Ben Nicholson, Henry Moore, Francis Bacon, Graham Sutherland


David Hockney. I thought it would be equally balanced but there is a lot of Picasso and each of the other artist has a room or half a room of their own. 

I took my sketchbook to draw there although it was almost impossible to do so with all the bustling crowds (the show opened the day before). It was particularly interesting to see the painting "

Nude, Green Leaves and Bust" which was painted by Pablo Picasso in 1932 and based on his muse, Marie-Therese Walter. The painting became the most expensive in the world when it was auctioned in New York by Christies in 2010, selling for for $106.5m (£65.5m). I didn't go too close to it in case I bumped it! (My sketch of it is above).

I did enjoy drawing there and thought it would be easy to draw the cubist portraits because they were all a bit distorted, but that's where I was wrong. Once I started drawing them I realised quite quickly quite how skilful they are, particularly the fact that Picasso's lines are so confident and smooth.This is actually something I found was tricky to do. I found myself drawing rather hesitantly in comparison.The rhythms in the 

Nude, Green Leaves and Bust and how they all interrelate are amazing.

Looking at some of Picasso's portraits  I found my brain bypassing the fact that they don't look like 

photos of someone or like a realistic portrait. I felt you really do get the 'sense' of the sitter and their likeness from the paintings.The drawing I did on the left was very interesting for me to do. I realised if I got  a  line slightly in the wrong place it actually stopped looking like the sitter.
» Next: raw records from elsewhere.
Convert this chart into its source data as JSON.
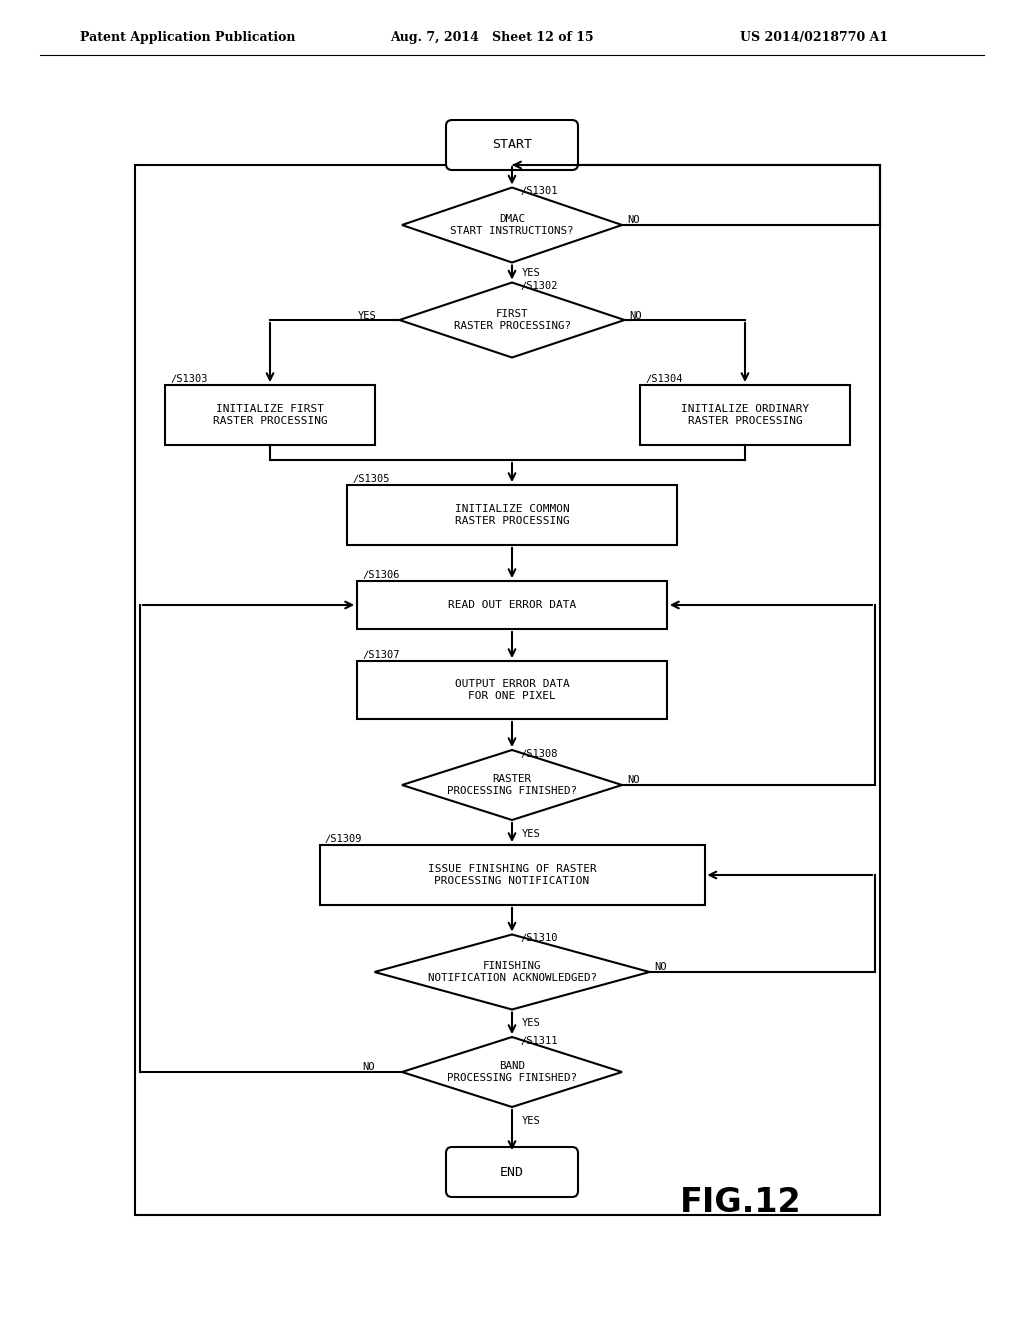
{
  "header_left": "Patent Application Publication",
  "header_mid": "Aug. 7, 2014   Sheet 12 of 15",
  "header_right": "US 2014/0218770 A1",
  "fig_label": "FIG.12",
  "bg": "#ffffff",
  "lc": "#000000"
}
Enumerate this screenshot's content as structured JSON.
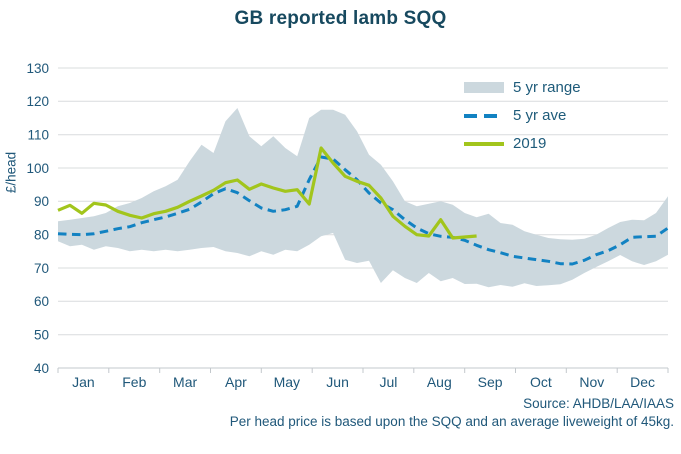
{
  "chart_data": {
    "type": "area",
    "title": "GB reported lamb SQQ",
    "ylabel": "£/head",
    "ylim": [
      40,
      130
    ],
    "ytick_step": 10,
    "grid": "horizontal",
    "legend_position": "top-right",
    "x_categories": [
      "Jan",
      "Feb",
      "Mar",
      "Apr",
      "May",
      "Jun",
      "Jul",
      "Aug",
      "Sep",
      "Oct",
      "Nov",
      "Dec"
    ],
    "x_unit": "weeks",
    "legend": [
      {
        "label": "5 yr range",
        "kind": "band",
        "color": "#ccd8de"
      },
      {
        "label": "5 yr ave",
        "kind": "dashed",
        "color": "#1282c2"
      },
      {
        "label": "2019",
        "kind": "solid",
        "color": "#a2c51c"
      }
    ],
    "series": {
      "range_high": [
        84,
        84.5,
        85,
        85.5,
        86.5,
        88.5,
        89.5,
        91,
        93,
        94.5,
        96.5,
        102,
        107,
        104.5,
        114,
        118,
        109.5,
        106.5,
        109.5,
        106,
        103.5,
        115,
        117.5,
        117.5,
        116,
        111,
        104,
        101,
        96,
        90,
        88.5,
        89.3,
        90,
        89,
        86.5,
        85.2,
        86.3,
        83.5,
        83,
        81,
        80,
        79,
        78.6,
        78.5,
        78.8,
        80,
        82,
        83.8,
        84.5,
        84.3,
        86.5,
        91.5
      ],
      "range_low": [
        78,
        76.5,
        77,
        75.5,
        76.5,
        76,
        75,
        75.5,
        75,
        75.5,
        75,
        75.5,
        76,
        76.3,
        75,
        74.5,
        73.5,
        75,
        74,
        75.5,
        75,
        77,
        79.5,
        80.5,
        72.5,
        71.5,
        72.2,
        65.5,
        69.3,
        67,
        65.5,
        68.5,
        66,
        67,
        65.2,
        65.3,
        64.2,
        64.9,
        64.4,
        65.4,
        64.6,
        64.8,
        65.1,
        66.5,
        68.5,
        70.3,
        72,
        73.9,
        72,
        70.9,
        72,
        74
      ],
      "five_yr_ave": [
        80.3,
        80.1,
        80,
        80.3,
        81,
        81.8,
        82.4,
        83.6,
        84.5,
        85.3,
        86.4,
        87.6,
        89.8,
        92.3,
        93.8,
        92.6,
        90.2,
        88,
        87,
        87.5,
        88.5,
        96.5,
        103.3,
        102.7,
        99.5,
        96.5,
        92.5,
        89.5,
        87.5,
        84.5,
        82,
        80.3,
        79.5,
        79.2,
        78.3,
        76.8,
        75.5,
        74.6,
        73.5,
        73,
        72.5,
        72,
        71.3,
        71.2,
        72.3,
        74,
        75.2,
        77,
        79.2,
        79.4,
        79.5,
        82
      ],
      "y2019": [
        87.3,
        88.8,
        86.4,
        89.4,
        88.9,
        87,
        85.8,
        85,
        86.3,
        87,
        88.2,
        90,
        91.6,
        93.3,
        95.6,
        96.4,
        93.6,
        95.2,
        94,
        93,
        93.5,
        89.2,
        106,
        101.5,
        97.5,
        96,
        94.8,
        91,
        85.5,
        82.5,
        80,
        79.6,
        84.5,
        79,
        79.3,
        79.6
      ]
    },
    "source": "Source: AHDB/LAA/IAAS",
    "note": "Per head price is based upon the SQQ and an average liveweight of 45kg."
  }
}
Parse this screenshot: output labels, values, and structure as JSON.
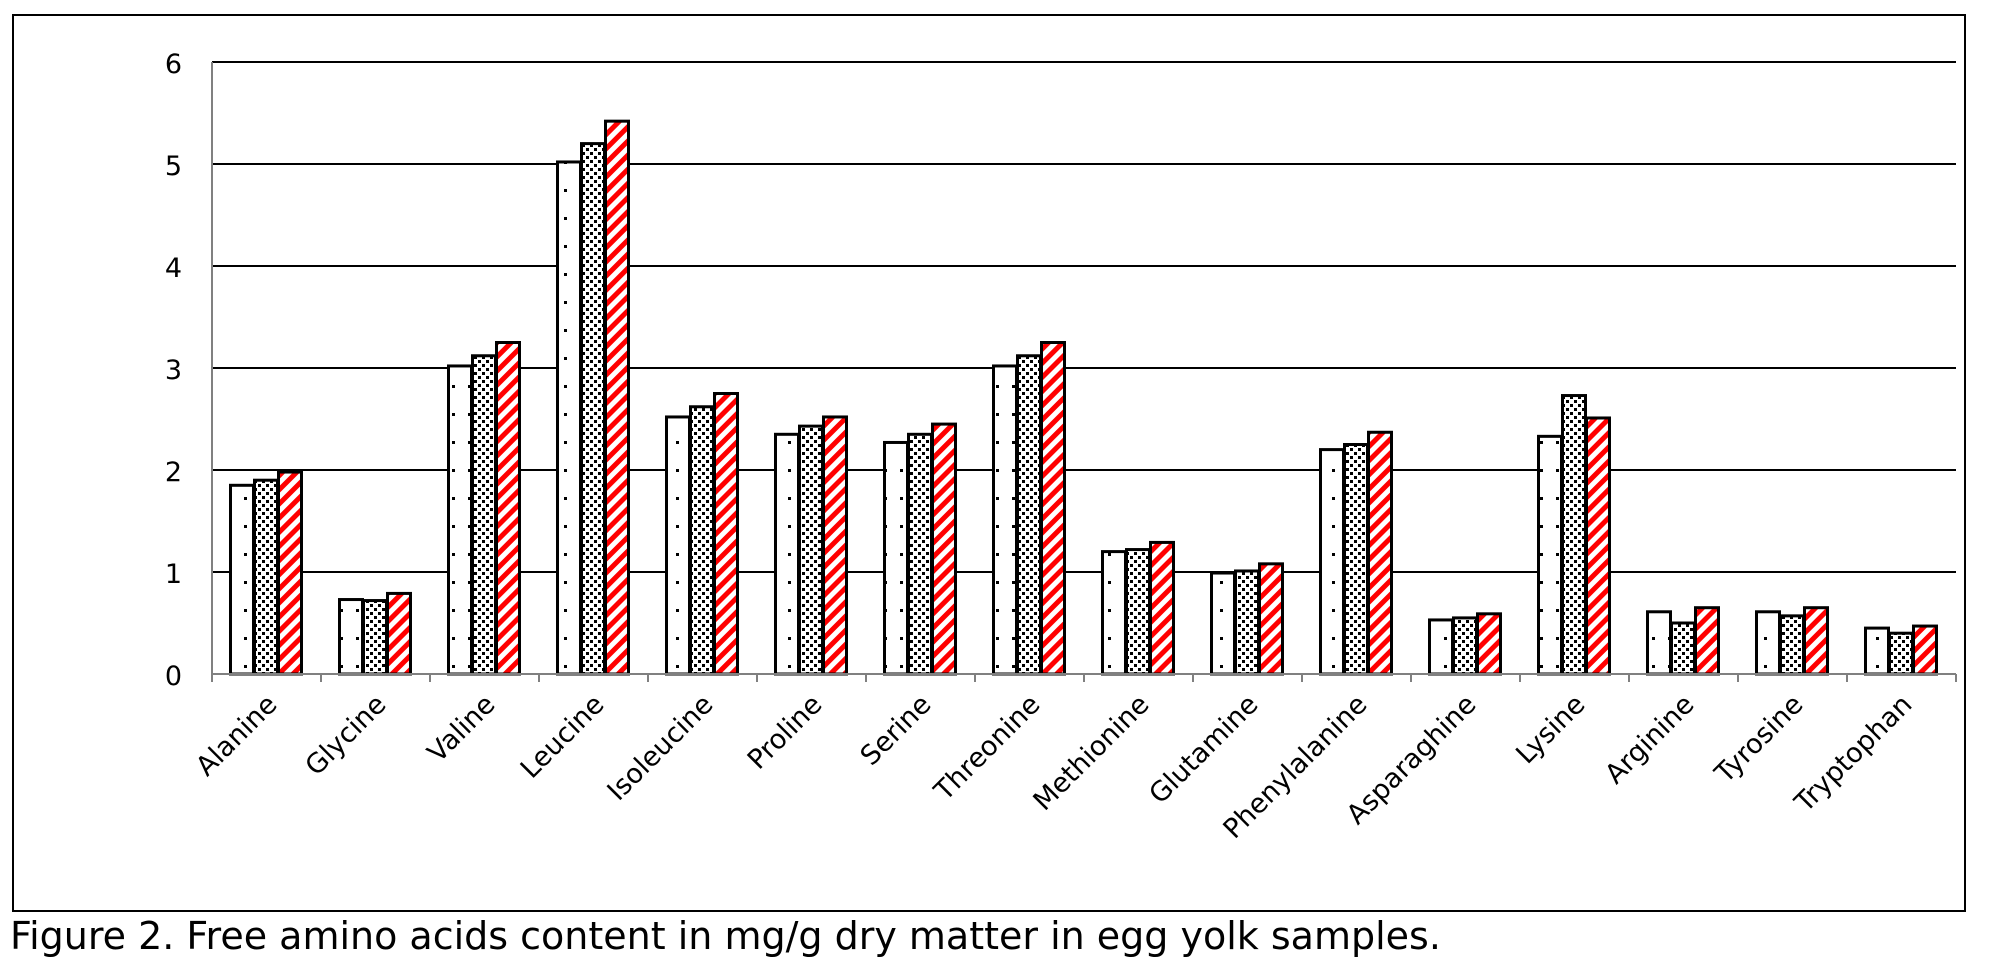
{
  "caption": "Figure 2. Free amino acids content in mg/g dry matter in egg yolk samples.",
  "chart_data": {
    "type": "bar",
    "categories": [
      "Alanine",
      "Glycine",
      "Valine",
      "Leucine",
      "Isoleucine",
      "Proline",
      "Serine",
      "Threonine",
      "Methionine",
      "Glutamine",
      "Phenylalanine",
      "Asparaghine",
      "Lysine",
      "Arginine",
      "Tyrosine",
      "Tryptophan"
    ],
    "series": [
      {
        "pattern": "sparse-dots",
        "values": [
          1.85,
          0.73,
          3.02,
          5.02,
          2.52,
          2.35,
          2.27,
          3.02,
          1.2,
          0.99,
          2.2,
          0.53,
          2.33,
          0.61,
          0.61,
          0.45
        ]
      },
      {
        "pattern": "dense-dots",
        "values": [
          1.9,
          0.72,
          3.12,
          5.2,
          2.62,
          2.43,
          2.35,
          3.12,
          1.22,
          1.01,
          2.25,
          0.55,
          2.73,
          0.5,
          0.57,
          0.4
        ]
      },
      {
        "pattern": "red-diagonal-stripes",
        "values": [
          1.98,
          0.79,
          3.25,
          5.42,
          2.75,
          2.52,
          2.45,
          3.25,
          1.29,
          1.08,
          2.37,
          0.59,
          2.51,
          0.65,
          0.65,
          0.47
        ]
      }
    ],
    "ylim": [
      0,
      6
    ],
    "yticks": [
      0,
      1,
      2,
      3,
      4,
      5,
      6
    ],
    "grid": true,
    "colors": {
      "stripe": "#ff0000",
      "border": "#000000",
      "fill": "#ffffff",
      "grid": "#000000"
    }
  }
}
There is something quite shocking about some of the shapes Picasso came up with. Although he often paints shapes that are really unusual in the painting, I noticed he often seems to light these forms in very straightforward way with directional and bounced light. This occurred to me this whilst I drew from the painting (below).

To be honest I came out of the show feeling quite inspired. I've added a few other drawings I drew from Picasso's paintings below. I have changed the colours a bit.

There were some drawings by Francis Bacon in the exhibition also, as far as I know these are really rare, I can't recall ever seeing any drawings by him before.  They were violent and exciting, done in the 1930's long before he became famous. Also there is a great Hockney of a Harlequin.